Wow, this can be a can of worms, but it is he/she that brings solutions to problems that wins the deal and makes profit doing so. In problems lies opportunity.
That said, here is what I would do. I would go to the city or county planning dept. tell them you are considering buying this place and tell them how the current layout of the home is set up. Ask them what it would take to get this rezoned as either a duplex with an ADU or a triplex. They should be able to tell you if it can be done and if so, what paperwork, permits and various costs would be. They will also tell you it must be inspected and depending on the inspection they can make you rip it all out or just update certain things.
Once you have known costs, you can go back to the seller and explain that anyone that buys that home will end up doing the same that you will be required to do as their conventional or govie lenders will stop the loan based on the appraiser identifying these as unpermitted additions. You can then offer him a price that reflects the costs you will have to bear as well adding profit in there for yourself to get these things done. So if it costs you $40K to get this done, offer a $70K reduction in price.
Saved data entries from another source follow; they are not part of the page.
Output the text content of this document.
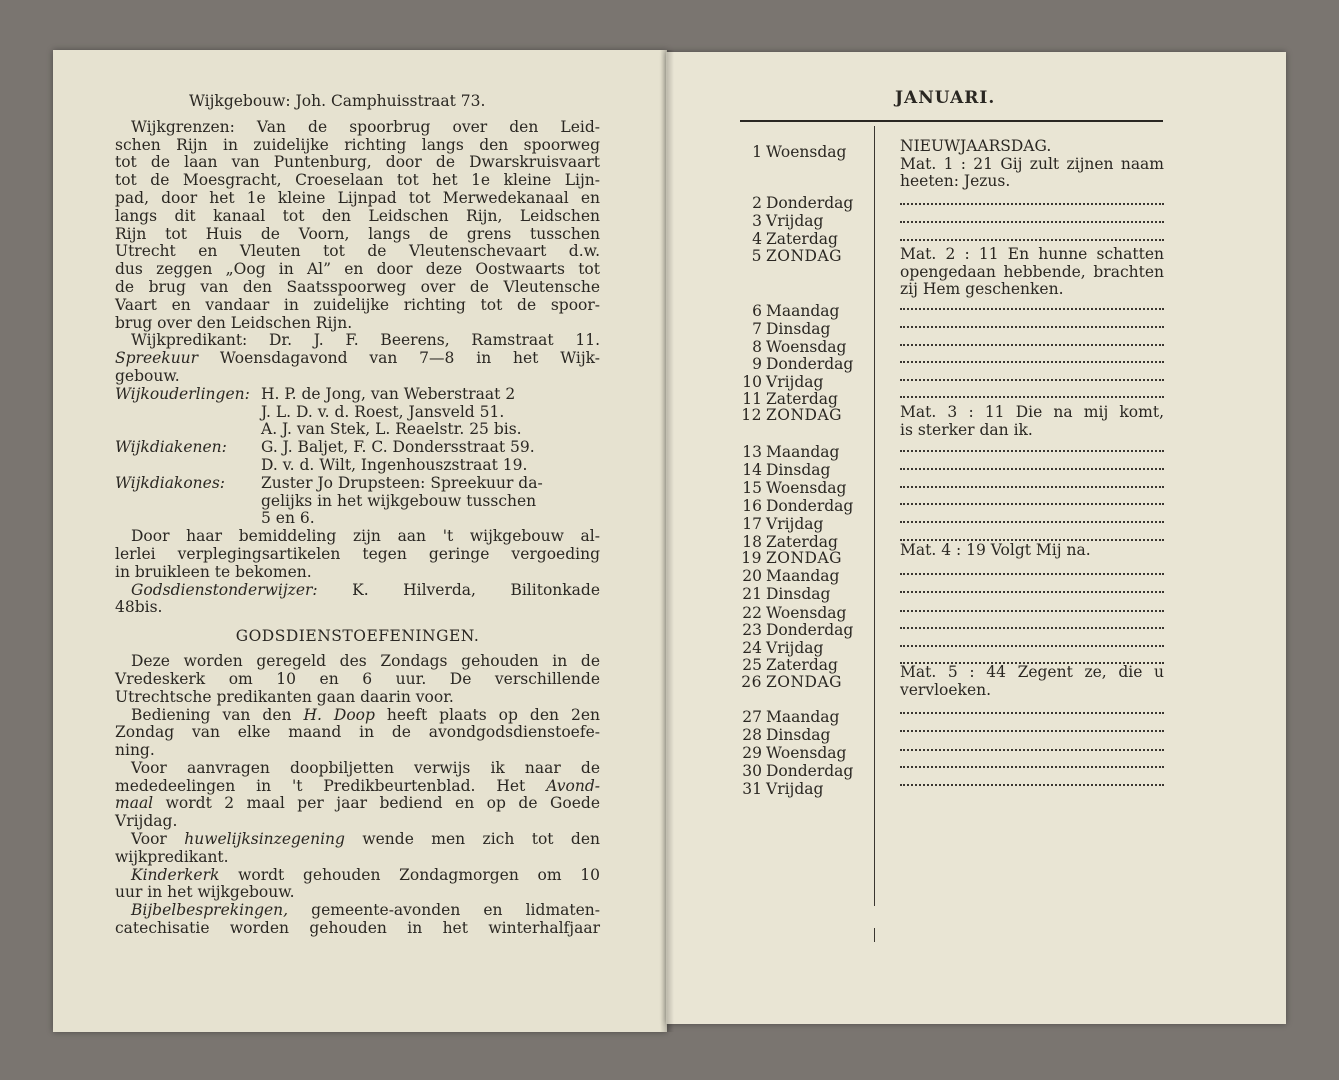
Wijkgebouw: Joh. Camphuisstraat 73.
Wijkgrenzen: Van de spoorbrug over den Leid-
schen Rijn in zuidelijke richting langs den spoorweg
tot de laan van Puntenburg, door de Dwarskruisvaart
tot de Moesgracht, Croeselaan tot het 1e kleine Lijn-
pad, door het 1e kleine Lijnpad tot Merwedekanaal en
langs dit kanaal tot den Leidschen Rijn, Leidschen
Rijn tot Huis de Voorn, langs de grens tusschen
Utrecht en Vleuten tot de Vleutenschevaart d.w.
dus zeggen „Oog in Al” en door deze Oostwaarts tot
de brug van den Saatsspoorweg over de Vleutensche
Vaart en vandaar in zuidelijke richting tot de spoor-
brug over den Leidschen Rijn.
Wijkpredikant: Dr. J. F. Beerens, Ramstraat 11.
Spreekuur Woensdagavond van 7—8 in het Wijk-
gebouw.
Wijkouderlingen: H. P. de Jong, van Weberstraat 2
J. L. D. v. d. Roest, Jansveld 51.
A. J. van Stek, L. Reaelstr. 25 bis.
Wijkdiakenen:	G. J. Baljet, F. C. Dondersstraat 59.
D. v. d. Wilt, Ingenhouszstraat 19.
Wijkdiakones:	Zuster Jo Drupsteen: Spreekuur da-
gelijks in het wijkgebouw tusschen
5 en 6.
Door haar bemiddeling zijn aan 't wijkgebouw al-
lerlei verplegingsartikelen tegen geringe vergoeding
in bruikleen te bekomen.
Godsdienstonderwijzer: K. Hilverda, Bilitonkade
48bis.
GODSDIENSTOEFENINGEN.
Deze worden geregeld des Zondags gehouden in de
Vredeskerk om 10 en 6 uur. De verschillende
Utrechtsche predikanten gaan daarin voor.
Bediening van den H. Doop heeft plaats op den 2en
Zondag van elke maand in de avondgodsdienstoefe-
ning.
Voor aanvragen doopbiljetten verwijs ik naar de
mededeelingen in 't Predikbeurtenblad. Het Avond-
maal wordt 2 maal per jaar bediend en op de Goede
Vrijdag.
Voor huwelijksinzegening wende men zich tot den
wijkpredikant.
Kinderkerk wordt gehouden Zondagmorgen om 10
uur in het wijkgebouw.
Bijbelbesprekingen, gemeente-avonden en lidmaten-
catechisatie worden gehouden in het winterhalfjaar
JANUARI.
1 Woensdag
2 Donderdag
3 Vrijdag
4 Zaterdag
5 ZONDAG
6 Maandag
7 Dinsdag
8 Woensdag
9 Donderdag
10 Vrijdag
11 Zaterdag
12 ZONDAG
13 Maandag
14 Dinsdag
15 Woensdag
16 Donderdag
17 Vrijdag
18 Zaterdag
19 ZONDAG
20 Maandag
21 Dinsdag
22 Woensdag
23 Donderdag
24 Vrijdag
25 Zaterdag
26 ZONDAG
27 Maandag
28 Dinsdag
29 Woensdag
30 Donderdag
31 Vrijdag
NIEUWJAARSDAG.
Mat. 1 : 21 Gij zult zijnen naam
heeten: Jezus.
Mat. 2 : 11 En hunne schatten
opengedaan hebbende, brachten
zij Hem geschenken.
Mat. 3 : 11 Die na mij komt,
is sterker dan ik.
Mat. 4 : 19 Volgt Mij na.
Mat. 5 : 44 Zegent ze, die u
vervloeken.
The loan side of things, you may have to take this as Hard Money or Fix n Flip money to get it taken down, get rehab done and then refinance it to a conventional loan. If you think you can get it done just on a conventional loan, then consult with your loan officer being honest with full disclosure of what needs to be done, they can even consult with underwriting ahead of time and let you know if the loan will fly as a conventional loan.
Be the solution provider and because of it you will be the winning bidder.
I hope this helps?
Are those kitchens legal? Depending on jurisdiction, sometimes only 1 kitchen is allowed per property or SF. That's your first thing to check...
@Jake Collins - Which state is this in? If it is in California, then you should go for it because of new laws coming down like SB 9 and 10.
Thanks for all the help everyone! Certainly was a weird situation. Decided to go with out best offer and try to figure it out during the inspection period but the seller apparently already had a buyer in mind. Turns out that buyer was also willing to accept with the terms that it was an unpermitted ADU (we weren't even asked despite having the high offer). Could have been tough but could have also made good money. That's how it goes, I guess. Onto the next! Thanks again!